The horrible trend in this country (US) to create transitive verbs out of nouns drives me insane. What’s even worse/sadder is that some of them stick.

It’s almost as if people think they sound more sophisticated when they speak using these artificial constructs.

I should start a separate thread to collect these horrors.

Appropriately enough, it’s called “verbing,” and as Calvin (of “and Hobbes”) said, “Verbing weirds language.”

I agree with you about it not being professional NOW. But can you show it never was used by serious writers? I know there are other examples of constructions Shakespeare used, then went out of fasion for 400 years, and now are coming back in, but aren’t approved yet.

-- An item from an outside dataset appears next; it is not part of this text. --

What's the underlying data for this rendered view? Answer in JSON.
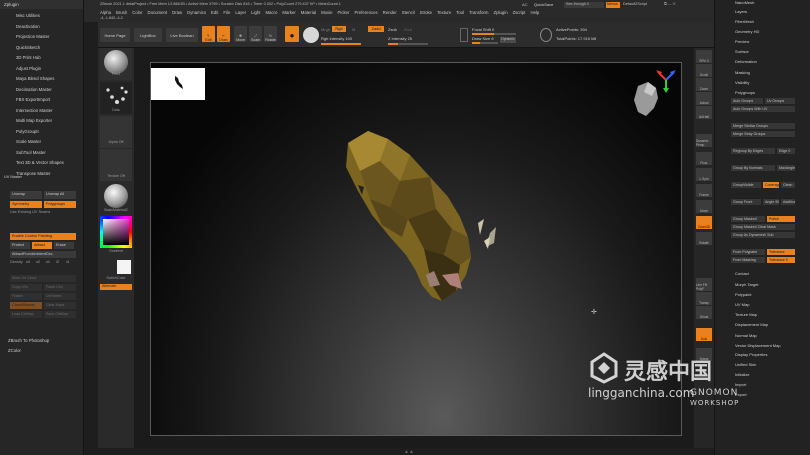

Language changes, and if Kel Varnsen and other writers start using “disrespecting,” it may eventually be accepted as standard usage. (And may their souls burn in the deepest pits of hell!)

But seriously, there are those of us who can remember when “impact” was not a verb. But it’s a rare editor today who would absolutely refuse to allow it, if an author insisted. Try as we might, there’s no holding back the blind forces that change language.

Even though fighting such changes is a quixotic enterprise, it’s one of the few things I find myself passionate about. I don’t much care what people do, as long as they don’t hurt others: drugs, prostitution, putting bits of steel in your privates…who cares? But using “it’s” when you meant “its” should result in a six-month jail term!

I once worked for an ALJ who was dead against “verbing.” When I wrote “John doe opined…” he objected that “opine” is not in his dictionary. I pointed out to him that he had a 19th century dictionary in his office. He also, of course, objected to “impact” as a verb to mean “affect.” He said that nothing exploded.

IMHO “opine” serves well. To replace it with “was of the opinion” or similar jargon adds unnecessary verbiage. We have many such verbs now and they have been accepted by most everyone…with one or two exceptions. :slight_smile: However, “impact” merely replaces another serviceable verb, “affect,” and serves no additional purpose. That would not be too bad except that it has been overused lately, to the detriment of “affect.”

Shouldn’t that be “more worser/saddister”?